O sprawie szeroko rozpisują się niemieckie media. Do Międzynarodowego Trybunału Karnego została wniesiona skarga na producentów broni zaangażowanych w konflikt jemeński. Dotyczy to przede wszystkim firmy Rheinmetall oraz producenta samolotów Airbus, którego oddział obronny znajduje się w Niemczech.
Europejskie Centrum Praw Konstytucyjnych i Praw Człowieka oraz grupa Jemini Mwatana oskarżają obie firmy o umożliwienie ataków na ludność cywilną. Broń trafiała najpierw do Arabii Saudyjskiej, skąd była przerzucana na terytorium Jemenu.
W raporcie wskazano, że ataki na szkoły i szpitale nie byłyby możliwe bez broni i nowoczesnych technologii wyprodukowanych przez niemieckie firmy.
W 2018 roku Niemcy oficjalnie zakazały przerzucania broni do wszystkich krajów „bezpośrednio” zaangażowanych konflikt. Mimo to, w 2019 roku wciąż ma miejsce eksport broni w tamte rejony, choć na mniejszą skalę.

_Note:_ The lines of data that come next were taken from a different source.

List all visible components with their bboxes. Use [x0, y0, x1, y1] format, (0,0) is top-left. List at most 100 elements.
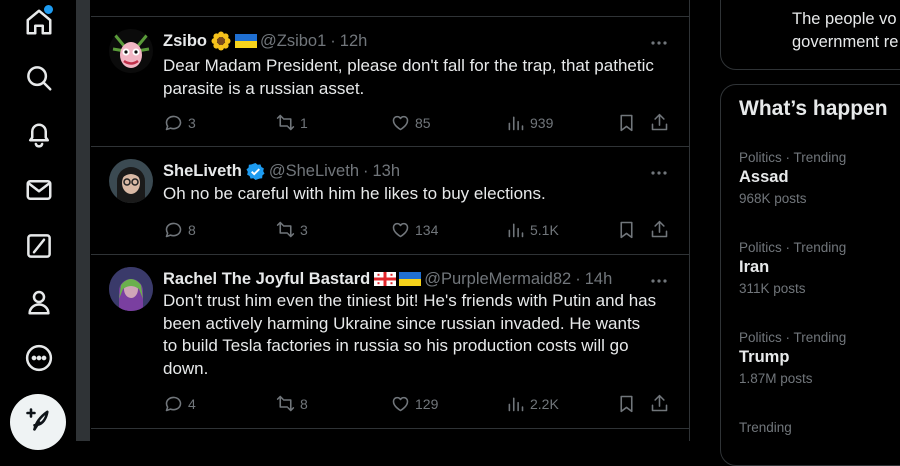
share-button[interactable]	[649, 219, 670, 240]
trend-item[interactable]: Politics · Trending Iran 311K posts	[739, 240, 900, 296]
author-handle[interactable]: @Zsibo1	[260, 32, 326, 51]
tweet-text: Dear Madam President, please don't fall …	[163, 56, 654, 98]
ukraine-flag-icon	[399, 272, 422, 286]
trend-meta: Politics · Trending	[739, 240, 847, 255]
views-button[interactable]: 5.1K	[505, 219, 559, 240]
views-icon	[508, 397, 524, 412]
like-button[interactable]: 134	[390, 219, 438, 240]
reply-icon	[165, 396, 182, 412]
trends-panel: What’s happen Politics · Trending Assad …	[720, 84, 900, 466]
share-icon	[651, 394, 668, 412]
trend-name: Trump	[739, 348, 790, 366]
author-name[interactable]: Rachel The Joyful Bastard	[163, 270, 370, 289]
share-button[interactable]	[649, 112, 670, 133]
explore-icon[interactable]	[24, 63, 54, 93]
tweet-actions: 4 8 129 2.2K	[163, 393, 673, 415]
trend-item[interactable]: Politics · Trending Assad 968K posts	[739, 150, 900, 206]
avatar[interactable]	[109, 159, 153, 203]
news-card-text-line-1: The people vo	[792, 10, 897, 28]
heart-icon	[392, 115, 409, 131]
trend-posts: 311K posts	[739, 281, 806, 296]
repost-button[interactable]: 8	[275, 393, 308, 414]
feed: Zsibo @Zsibo1 · 12h Dear Madam President…	[91, 0, 690, 441]
trend-item[interactable]: Politics · Trending Trump 1.87M posts	[739, 330, 900, 386]
reply-icon	[165, 222, 182, 238]
repost-count: 3	[300, 221, 308, 238]
notifications-icon[interactable]	[24, 119, 54, 149]
more-menu-icon[interactable]	[24, 343, 54, 373]
trend-meta: Trending	[739, 420, 792, 435]
tweet[interactable]: Zsibo @Zsibo1 · 12h Dear Madam President…	[91, 17, 689, 147]
news-card[interactable]: The people vo government re	[720, 0, 900, 70]
bookmark-icon	[620, 395, 633, 413]
tweet[interactable]: SheLiveth @SheLiveth · 13h Oh no be care…	[91, 147, 689, 255]
like-count: 85	[415, 114, 431, 131]
bookmark-button[interactable]	[616, 112, 637, 133]
messages-icon[interactable]	[24, 175, 54, 205]
left-nav	[0, 0, 76, 450]
repost-button[interactable]: 3	[275, 219, 308, 240]
scrollbar-gutter[interactable]	[76, 0, 90, 441]
news-card-text-line-2: government re	[792, 33, 899, 51]
author-handle[interactable]: @SheLiveth	[269, 162, 359, 181]
tweet-actions: 3 1 85 939	[163, 112, 673, 134]
views-button[interactable]: 939	[505, 112, 553, 133]
timestamp[interactable]: 13h	[373, 162, 401, 181]
reply-button[interactable]: 3	[163, 112, 196, 133]
trend-name: Assad	[739, 168, 789, 186]
avatar[interactable]	[109, 29, 153, 73]
repost-icon	[276, 221, 295, 238]
reply-count: 4	[188, 395, 196, 412]
more-options-icon[interactable]	[649, 33, 669, 53]
profile-icon[interactable]	[24, 287, 54, 317]
repost-icon	[276, 395, 295, 412]
tweet[interactable]: Rachel The Joyful Bastard @PurpleMermaid…	[91, 255, 689, 429]
author-handle[interactable]: @PurpleMermaid82	[424, 270, 571, 289]
trend-item[interactable]: Trending	[739, 420, 900, 435]
repost-count: 1	[300, 114, 308, 131]
views-icon	[508, 116, 524, 131]
timestamp[interactable]: 14h	[585, 270, 613, 289]
heart-icon	[392, 396, 409, 412]
timestamp[interactable]: 12h	[340, 32, 368, 51]
view-count: 2.2K	[530, 395, 559, 412]
views-button[interactable]: 2.2K	[505, 393, 559, 414]
like-button[interactable]: 129	[390, 393, 438, 414]
reply-count: 3	[188, 114, 196, 131]
home-icon[interactable]	[24, 4, 54, 37]
trends-title: What’s happen	[739, 97, 888, 120]
trend-meta: Politics · Trending	[739, 330, 847, 345]
notification-dot	[43, 4, 54, 15]
bookmark-button[interactable]	[616, 393, 637, 414]
compose-post-button[interactable]	[10, 394, 66, 450]
reply-icon	[165, 115, 182, 131]
trend-name: Iran	[739, 258, 770, 276]
trend-posts: 1.87M posts	[739, 371, 813, 386]
reply-button[interactable]: 8	[163, 219, 196, 240]
like-count: 134	[415, 221, 439, 238]
reply-count: 8	[188, 221, 196, 238]
share-icon	[651, 220, 668, 238]
more-options-icon[interactable]	[649, 163, 669, 183]
tweet-actions: 8 3 134 5.1K	[163, 219, 673, 241]
repost-icon	[276, 114, 295, 131]
share-icon	[651, 113, 668, 131]
heart-icon	[392, 222, 409, 238]
tweet-text: Don't trust him even the tiniest bit! He…	[163, 291, 657, 378]
view-count: 939	[530, 114, 554, 131]
author-name[interactable]: SheLiveth	[163, 162, 242, 181]
reply-button[interactable]: 4	[163, 393, 196, 414]
author-name[interactable]: Zsibo	[163, 32, 207, 51]
repost-button[interactable]: 1	[275, 112, 308, 133]
grok-icon[interactable]	[24, 231, 54, 261]
trend-meta: Politics · Trending	[739, 150, 847, 165]
right-sidebar: The people vo government re What’s happe…	[720, 0, 900, 466]
ukraine-flag-icon	[235, 34, 257, 48]
more-options-icon[interactable]	[649, 271, 669, 291]
verified-badge-icon	[246, 162, 265, 181]
repost-count: 8	[300, 395, 308, 412]
bookmark-button[interactable]	[616, 219, 637, 240]
avatar[interactable]	[109, 267, 153, 311]
share-button[interactable]	[649, 393, 670, 414]
like-button[interactable]: 85	[390, 112, 431, 133]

Obie firmy bronią się, że działały zgodnie z prawem, a wszystkie decyzje były podejmowane przy aprobacie niemieckiego rządu.
Wojna domowa w Jemenie
Konflikt w Jemenie rozpoczął się od zajęcia w 2014 roku stolicy Sana przez wspieranych przez Iran rebeliantów Huti, którzy kontrolują do tej pory znaczną część północnej części kraju.
Koalicja państw arabskich Zatoki Perskiej pod wodzą Arabii Saudyjskiej, sprzymierzona z uznanym na arenie międzynarodowej rządem, walczy z Huti od marca 2015 roku.
W kampanii sił koalicji celem ataków były m.in. szkoły, szpitale, czy przyjęcia weselne, w wyniku czego zginęły tysiące jemeńskich cywilów. Z kolei Huti do atakowania Arabii Saudyjskiej wykorzystują drony i pociski.
W wojnie zginęło ponad 100 tys. osób. Konflikt spowodował najgorszy kryzys humanitarny na świecie, pozostawiając miliony ludzi cierpiących z powodu braku żywności i leków.